I visit my mother twice a week at her superb “mansion” where (for over two years now) she has had a little “condo” in a gorgeous first-class memory care facility. I take her to her doctors; I expect I use about two weeks of vacation every year doing this. Instead of paying the facility, I fill her prescriptions to save money. Her still-new facility is laid out like a mansion. So I encourage this idea in her, but she knows better despite her dementia. I am lucky to have so little to do.

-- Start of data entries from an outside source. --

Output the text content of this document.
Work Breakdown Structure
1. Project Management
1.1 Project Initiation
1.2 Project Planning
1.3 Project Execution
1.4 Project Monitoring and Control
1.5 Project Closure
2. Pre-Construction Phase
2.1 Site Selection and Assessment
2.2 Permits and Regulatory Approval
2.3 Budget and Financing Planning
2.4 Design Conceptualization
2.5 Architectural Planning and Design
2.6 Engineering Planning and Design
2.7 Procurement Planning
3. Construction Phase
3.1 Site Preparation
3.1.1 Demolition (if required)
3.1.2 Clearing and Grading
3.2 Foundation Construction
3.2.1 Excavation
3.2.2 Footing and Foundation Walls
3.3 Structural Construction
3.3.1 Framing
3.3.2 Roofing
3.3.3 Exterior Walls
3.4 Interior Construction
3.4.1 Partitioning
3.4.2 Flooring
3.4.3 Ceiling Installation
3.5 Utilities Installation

At our last visit a few weeks ago, I asked her psychiatrist what to expect because I saw a drop from one of her plateaus. He said she has now constructed a fantasy world. She will stop getting out of bed and eventually stop eating. This is the progression of Alzheimer’s, a fatal disease. (I saw it with her oldest sister.) So he said no more four-month visits. We do not have to return for a year. He would refill her prescriptions, which have never included progression-delaying drugs. I still take her to her internist (and other specialists when needed) every four months to make sure she does not develop a painful symptom. He is excellent. I allowed blood pressure medicine recently because high-blood pressure can cause painful symptoms.

I feel somewhat guilty because my father, with her sitting there, told me never to allow them to live when they became “goofy.” He said they would come back to haunt me. It was about the time they gave me their powers of attorney. They knew I was strong and could make the right decisions for either of them in a crisis. They had seen me behave calmly with my two grandmothers, when I took control of the situations immediately before and after their deaths. But I am restricted by the law. Dr. Death was still active back then. And my mother is not yet totally “goofy.”

I understand why tough men on the battlefield call for their mothers when wounded or dying.